Wall Street Journal reports this morning under the headline, “The Next Big Bailout Decision: Insurers”:
A dozen life insurers have pending applications for aid from the government’s $700 billion Troubled Asset Relief Program, and the industry is expecting an answer to its request for a bank-style bailout in the coming weeks. The government so far hasn’t said whether insurers will be eligible for the program.
As I wrote March 1 under the title “The Bank Insurance Daisy Chain,”
Historically the insurance industry is the largest investor in commercial bank Tier I capital securities, preferred shares, and so forth, such that a nationalization of the banking system and a repeat of the Fannie Mae/Freddie Mac conservatorship would have fatal consequences for the insurers.

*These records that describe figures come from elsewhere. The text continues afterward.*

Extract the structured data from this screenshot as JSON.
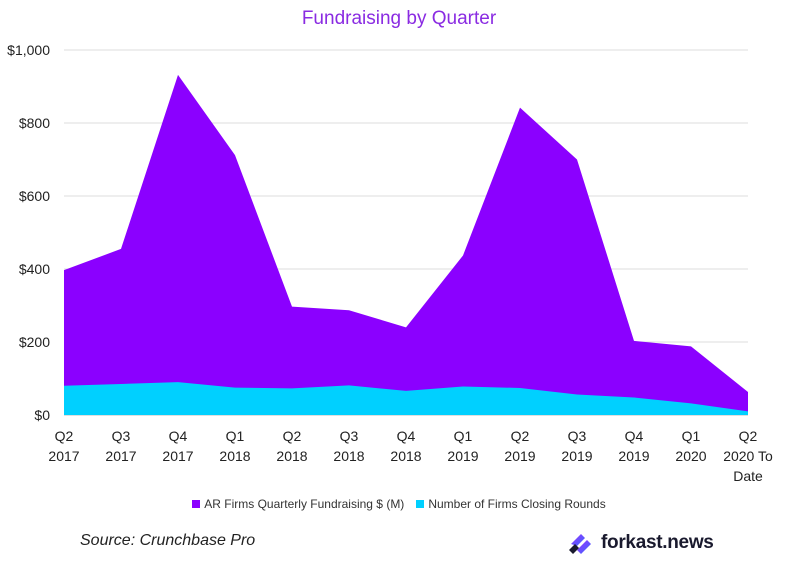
{
  "chart_data": {
    "type": "area",
    "title": "Fundraising by Quarter",
    "categories": [
      [
        "Q2",
        "2017"
      ],
      [
        "Q3",
        "2017"
      ],
      [
        "Q4",
        "2017"
      ],
      [
        "Q1",
        "2018"
      ],
      [
        "Q2",
        "2018"
      ],
      [
        "Q3",
        "2018"
      ],
      [
        "Q4",
        "2018"
      ],
      [
        "Q1",
        "2019"
      ],
      [
        "Q2",
        "2019"
      ],
      [
        "Q3",
        "2019"
      ],
      [
        "Q4",
        "2019"
      ],
      [
        "Q1",
        "2020"
      ],
      [
        "Q2",
        "2020 To",
        "Date"
      ]
    ],
    "series": [
      {
        "name": "AR Firms Quarterly Fundraising $ (M)",
        "color": "#8b00ff",
        "values": [
          397,
          455,
          932,
          712,
          297,
          287,
          240,
          437,
          842,
          700,
          203,
          188,
          63
        ]
      },
      {
        "name": "Number of Firms Closing Rounds",
        "color": "#00d0ff",
        "values": [
          80,
          85,
          90,
          75,
          73,
          81,
          66,
          78,
          74,
          56,
          48,
          32,
          10
        ]
      }
    ],
    "ylim": [
      0,
      1000
    ],
    "yticks": [
      0,
      200,
      400,
      600,
      800,
      1000
    ],
    "ytick_labels": [
      "$0",
      "$200",
      "$400",
      "$600",
      "$800",
      "$1,000"
    ],
    "grid": true,
    "legend_position": "bottom"
  },
  "footer": {
    "source": "Source: Crunchbase Pro",
    "brand_prefix": "forkast",
    "brand_suffix": ".news"
  }
}
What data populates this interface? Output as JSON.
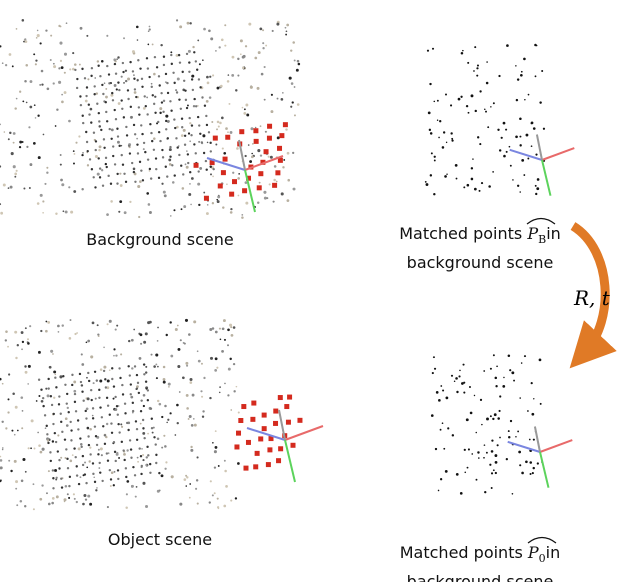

They already are beset by huge problems in their commercial mortgage portfolios.
The credit of major insurers has collapsed on the credit default swap market with many of the major players (Hartford, Prudential, Metlife) trading in the LIBOR +1000 basis point range that used to indicate extreme distress. At these levels the insurers can’t fund. I have already seen anecdotal evidence that they are pushing up premiums to compensate, which will mean a loss of business in a tough economic environment....MORE
Yes and No. From Bloomberg last week:
AIG Competitors Complained About Rates, Dinallo Says
American International Group Inc., the insurer that got four bailouts from the federal government, has been the subject of complaints from rivals who say the firm is underpricing commercial coverage, a regulator said.
Competitors have said AIG was able to charge lower rates after getting government help, said New York Insurance Superintendent Eric Dinallo in an interview with Bloomberg Television today.
“We worry just as much about low pricing as high pricing,” because the industry needs to have enough capital to pay claims that may emerge years after policies are sold, Dinallo said. AIG, based in New York, sells coverage protecting companies against lawsuits, property damage and worker injuries.
Insurers including Hartford Financial Services Group Inc. have also applied for capital from the federal government, seeking to join more than 500 financial institutions that have received about $300 billion in government funds. Other insurers have complained that government aid gives a competitive advantage to the weakest firms at the expense of those that don’t need extra capital.
Government help “allows unhealthy insurers to grab more market share in the short term at levels that are unsustainable in the long term,” said David Sampson, head of the Property Casualty Insurers Association of America, an industry group, in a statement last week...MORE
HT: The Big Picture who comments:
Moral hazard not only encourages more bad behavior from poorly run firms, it punishes the good behavior of well run firms.